Listening to the Experts | Anthony Esolen | Catholic World Report
Catherine of Siena was the most important and influential person in Europe during the latter part of the 14th century. It could not happen now.
When the novelist Sigrid Undset was making her way from atheism to the Catholic faith, her most powerful guide was the Dominican laywoman Saint Catherine of Siena. The central moral insight in Undset’s most renowned works, the trilogy Kristin Lavransdatter and the tetralogy The Master of Hestviken, is that self-love—egotism—is the seedbed of all of the evil in the world, as it crowds out of the heart any room for love of God and neighbor, as weeds choke a garden.
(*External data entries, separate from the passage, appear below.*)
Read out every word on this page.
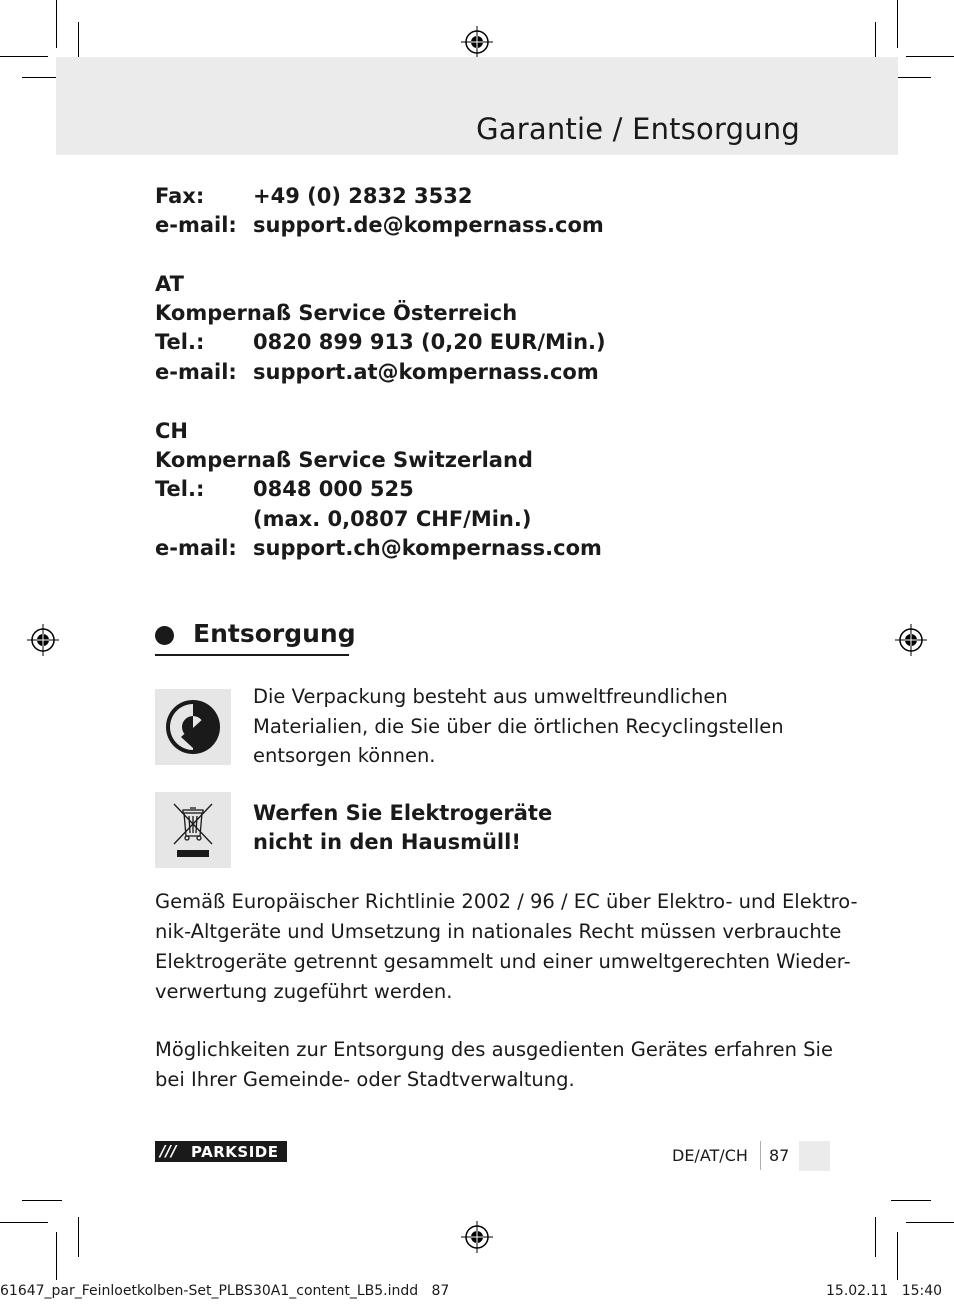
Garantie / Entsorgung
Fax: +49 (0) 2832 3532
e-mail: support.de@kompernass.com
AT
Kompernaß Service Österreich
Tel.: 0820 899 913 (0,20 EUR/Min.)
e-mail: support.at@kompernass.com
CH
Kompernaß Service Switzerland
Tel.: 0848 000 525
(max. 0,0807 CHF/Min.)
e-mail: support.ch@kompernass.com
Entsorgung
Die Verpackung besteht aus umweltfreundlichen
Materialien, die Sie über die örtlichen Recyclingstellen
entsorgen können.
Werfen Sie Elektrogeräte
nicht in den Hausmüll!
Gemäß Europäischer Richtlinie 2002 / 96 / EC über Elektro- und Elektro-
nik-Altgeräte und Umsetzung in nationales Recht müssen verbrauchte
Elektrogeräte getrennt gesammelt und einer umweltgerechten Wieder-
verwertung zugeführt werden.
Möglichkeiten zur Entsorgung des ausgedienten Gerätes erfahren Sie
bei Ihrer Gemeinde- oder Stadtverwaltung.
/// PARKSIDE	DE/AT/CH 87
61647_par_Feinloetkolben-Set_PLBS30A1_content_LB5.indd   87	15.02.11   15:40
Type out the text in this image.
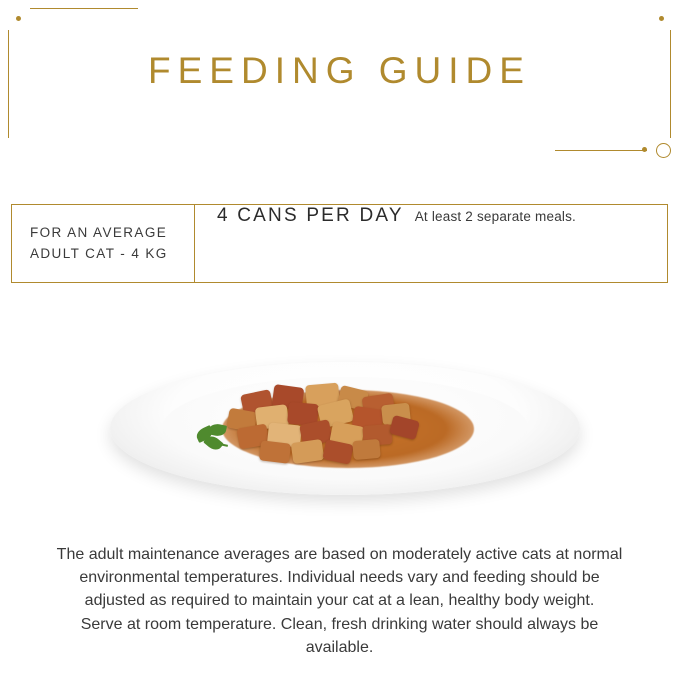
FEEDING GUIDE
FOR AN AVERAGE
ADULT CAT - 4 KG
4 CANS PER DAY At least 2 separate meals.

The adult maintenance averages are based on moderately active cats at normal environmental temperatures. Individual needs vary and feeding should be adjusted as required to maintain your cat at a lean, healthy body weight.

Serve at room temperature. Clean, fresh drinking water should always be available.
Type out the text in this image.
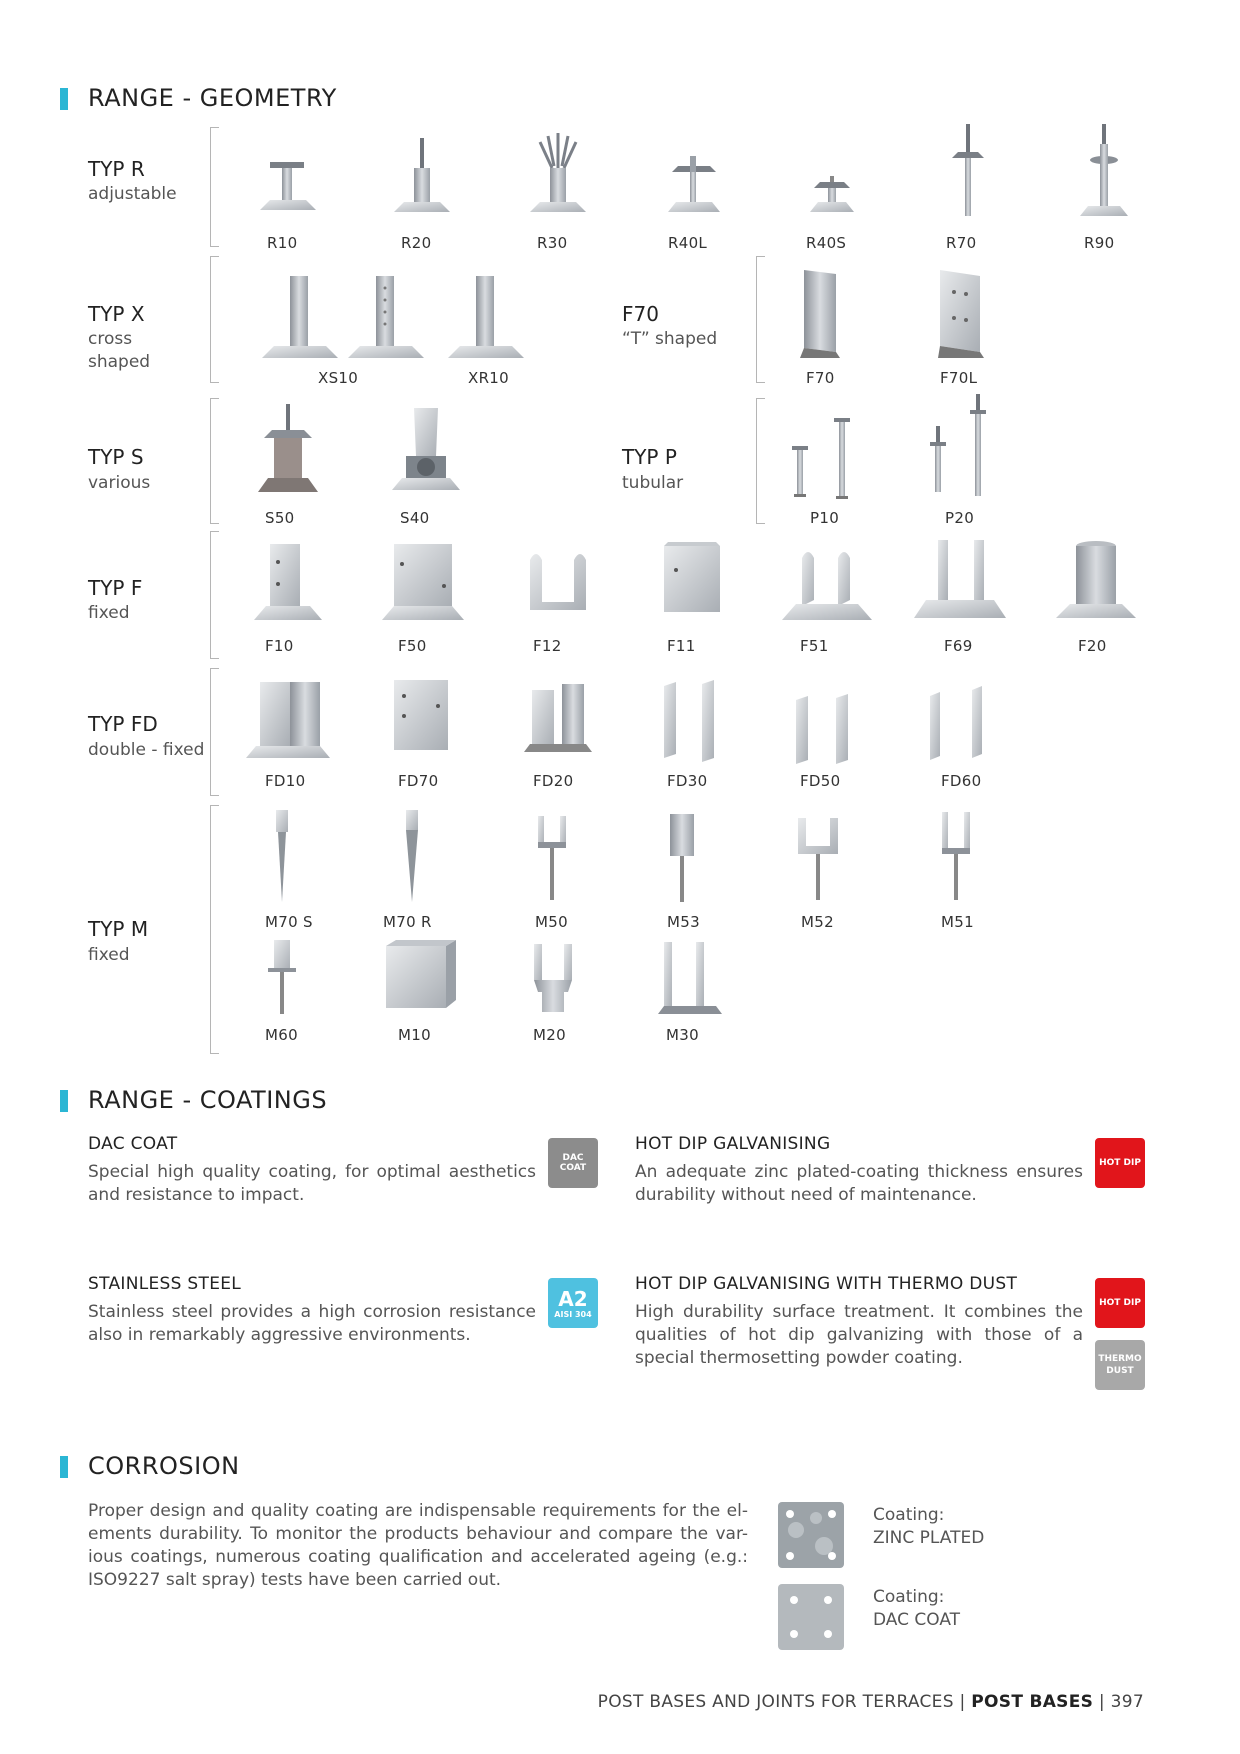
RANGE - GEOMETRY
TYP R
adjustable
TYP X
cross
shaped
F70
“T” shaped
TYP S
various
TYP P
tubular
TYP F
fixed
TYP FD
double - fixed
TYP M
fixed
R10	R20	R30	R40L	R40S	R70	R90
XS10	XR10	F70	F70L
S50	S40	P10	P20
F10	F50	F12	F11	F51	F69	F20
FD10	FD70	FD20	FD30	FD50	FD60
M70 S	M70 R	M50	M53	M52	M51
M60	M10	M20	M30
RANGE - COATINGS
DAC COAT
Special high quality coating, for optimal aesthetics and resistance to impact.
DAC COAT
HOT DIP GALVANISING
An adequate zinc plated-coating thickness ensures durability without need of maintenance.
HOT DIP
STAINLESS STEEL
Stainless steel provides a high corrosion resistance also in remarkably aggressive environments.
A2
AISI 304
HOT DIP GALVANISING WITH THERMO DUST
High durability surface treatment. It combines the qualities of hot dip galvanizing with those of a special thermosetting powder coating.
HOT DIP
THERMO
DUST
CORROSION
Proper design and quality coating are indispensable requirements for the el- ements durability. To monitor the products behaviour and compare the var- ious coatings, numerous coating qualification and accelerated ageing (e.g.: ISO9227 salt spray) tests have been carried out.
Coating:
ZINC PLATED
Coating:
DAC COAT
POST BASES AND JOINTS FOR TERRACES | POST BASES | 397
It is not an insight that requires a doctorate in philosophy to arrive at. That makes it all the more likely to be true, since the Father, says Jesus, has hidden his truths from the wise and the prudent in this world, and has revealed them unto innocents and fools, whose hearts are not clotted with pride. And no woman in 14th century Italy was more innocent than Catherine of Siena.
Undset’s biography, Catherine of Siena, is a fascinating book, not only for its meticulous account of the life of Saint Catherine, based upon the remarkable memoirs of Blessed Raymond of Capua, Catherine’s long-time confessor and close friend, and upon the hundreds of letters which Catherine dictated to popes, cardinals, bishops, priests, governors, warlords, kinsmen, and friends. What really sets it apart from any hagiography I know of is Undset’s continuing comparison, usually implicit but sometimes bold and clear, of the Middle Ages with our own times. Now, Undset’s greatest novels are set in those same centuries, and she is under no illusion about their waves of cruelty and brutality. Indeed, Catherine was born into a world of bitter strife, the same world against which the aged Dante inveighed. The cities of Italy were economic and military rivals, the pope had moved the Curia to Avignon—across the Rhone from the kingdom of France—and French legates governed the Papal States, earning the hatred of the native Romans. It was a century of ever-shifting military alliances and civil war, with bands of robbers and murderers under mercenaries like Sir John Hawkwood helping to stoke the flames.